US presses Algeria to lend support to military intervention in Mali







Algerian President Abdelaziz Bouteflika (R) and US Secretary of State Hillary Clinton brief the press following a meeting at the Mouradia Palace, Algiers, October 29, 2012.

The US Secretary of State Hillary Clinton has met with Algeria’s President Abdelaziz Bouteflika to pressure his country to lend support to a potential military intervention in northern Mali.

Clinton paid a one-day visit to the North African country on Monday, meeting with President Bouteflika to discuss northern Mali, which the US administration claims is under the control of ‘radical insurgents,’ the separatist Tuareg rebels.

Speaking after the meeting, Clinton told reporters that, “We had a[n] in-depth discussion of the region and particularly the situation in Mali.”

The two sides agreed to continue working with the United Nations and the African Union “to determine the most effective approaches that we should be taking,” Clinton added.
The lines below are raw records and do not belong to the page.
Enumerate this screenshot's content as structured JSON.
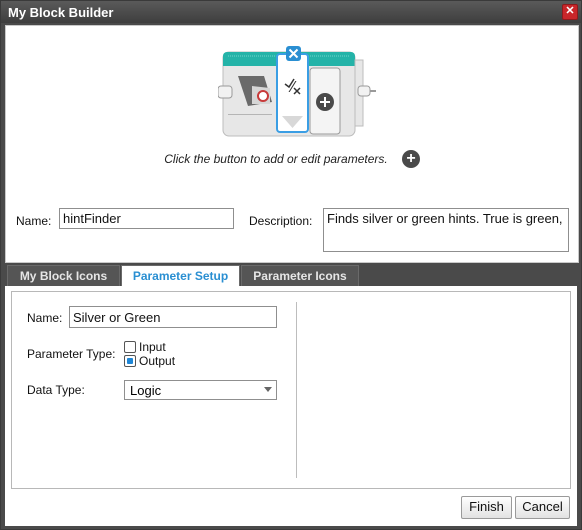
{
  "window": {
    "title": "My Block Builder"
  },
  "block_preview": {
    "hint": "Click the button to add or edit parameters."
  },
  "block": {
    "name_label": "Name:",
    "name_value": "hintFinder",
    "description_label": "Description:",
    "description_value": "Finds silver or green hints. True is green,"
  },
  "tabs": [
    {
      "label": "My Block Icons",
      "active": false
    },
    {
      "label": "Parameter Setup",
      "active": true
    },
    {
      "label": "Parameter Icons",
      "active": false
    }
  ],
  "parameter": {
    "name_label": "Name:",
    "name_value": "Silver or Green",
    "type_label": "Parameter Type:",
    "type_options": [
      {
        "label": "Input",
        "checked": false
      },
      {
        "label": "Output",
        "checked": true
      }
    ],
    "data_type_label": "Data Type:",
    "data_type_value": "Logic"
  },
  "buttons": {
    "finish": "Finish",
    "cancel": "Cancel"
  },
  "colors": {
    "accent": "#2a8fd2",
    "block_teal": "#24b3a8",
    "window_frame": "#4a4a4a"
  }
}
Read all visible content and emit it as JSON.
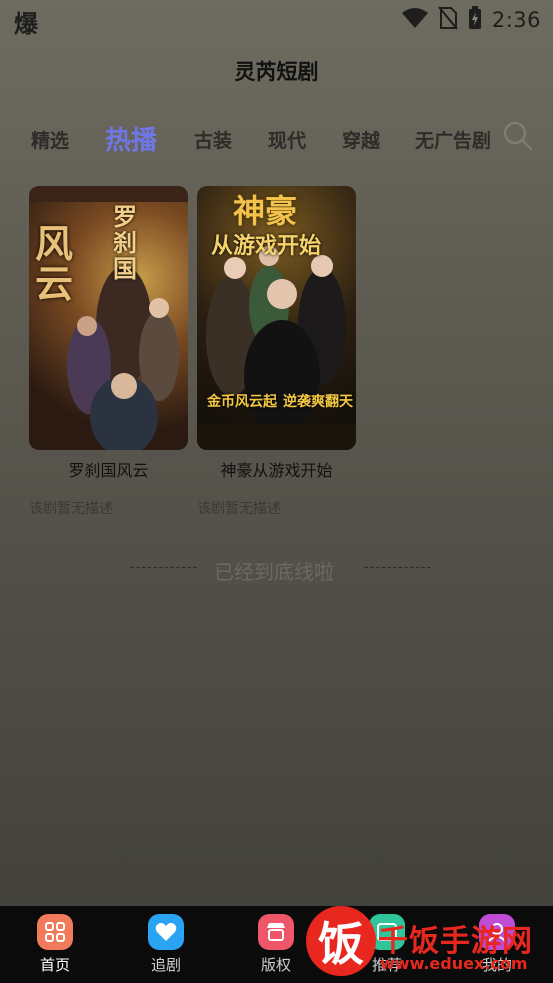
{
  "status_bar": {
    "left_glyph": "爆",
    "time": "2:36",
    "icons": [
      "wifi-icon",
      "no-sim-icon",
      "battery-charging-icon"
    ]
  },
  "header": {
    "title": "灵芮短剧"
  },
  "tabs": [
    {
      "label": "精选",
      "active": false
    },
    {
      "label": "热播",
      "active": true
    },
    {
      "label": "古装",
      "active": false
    },
    {
      "label": "现代",
      "active": false
    },
    {
      "label": "穿越",
      "active": false
    },
    {
      "label": "无广告剧",
      "active": false
    }
  ],
  "search": {
    "icon": "search-icon"
  },
  "dramas": [
    {
      "title": "罗刹国风云",
      "description": "该剧暂无描述",
      "poster_text_big": "风云",
      "poster_text_top": "罗刹国"
    },
    {
      "title": "神豪从游戏开始",
      "description": "该剧暂无描述",
      "poster_text_top": "神豪",
      "poster_text_sub": "从游戏开始",
      "poster_bottom_left": "金币风云起",
      "poster_bottom_right": "逆袭爽翻天"
    }
  ],
  "list_end": {
    "dash": "------------",
    "text": "已经到底线啦"
  },
  "bottom_nav": [
    {
      "label": "首页",
      "icon": "home-grid-icon",
      "color": "#f07a5a",
      "active": true
    },
    {
      "label": "追剧",
      "icon": "heart-icon",
      "color": "#2aa3f2",
      "active": false
    },
    {
      "label": "版权",
      "icon": "store-icon",
      "color": "#f0566a",
      "active": false
    },
    {
      "label": "推荐",
      "icon": "recommend-icon",
      "color": "#2fc49a",
      "active": false
    },
    {
      "label": "我的",
      "icon": "profile-icon",
      "color": "#c04bd6",
      "active": false
    }
  ],
  "watermark": {
    "badge": "饭",
    "text": "千饭手游网",
    "url": "www.eduex.com"
  },
  "colors": {
    "accent": "#6f77e6",
    "background_top": "#6e6b60",
    "background_bottom": "#3f3e39",
    "nav_background": "#0b0b0b"
  }
}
The military officials of the US and France reportedly held a secret meeting in Paris earlier this month in a bid to draw a plan for military action in Mali to help the Bamako government fight the so-called al-Qaeda-affiliated radicals in the country’s north.

This is while Algeria has repeatedly supported a diplomatic solution to the crisis in neighboring Mali.

On October 13, the UN Security Council unanimously adopted a resolution that gave West African nations 45 days to offer the details of a plan for a military intervention in Mali.

On October 24, the member states of the African Union agreed to finalize a plan for military intervention in Mali led by African forces by the end of October to help Bamako fight rebels.

Malian President Amadou Toumani Toure was ousted in a military coup on March 22. The coup leaders said the president had failed to fight the separatist movement of Tuareg rebels in the north.

UN Secretary General Ban Ki-moon has warned against a military operation, saying it would further affect millions of people in the region.

Once a detailed plan for military intervention in Mali is received from the Economic Community Of West African States (ECOWAS), the African Union and the United Nations, the Security Council would consider a second resolution to approve the move.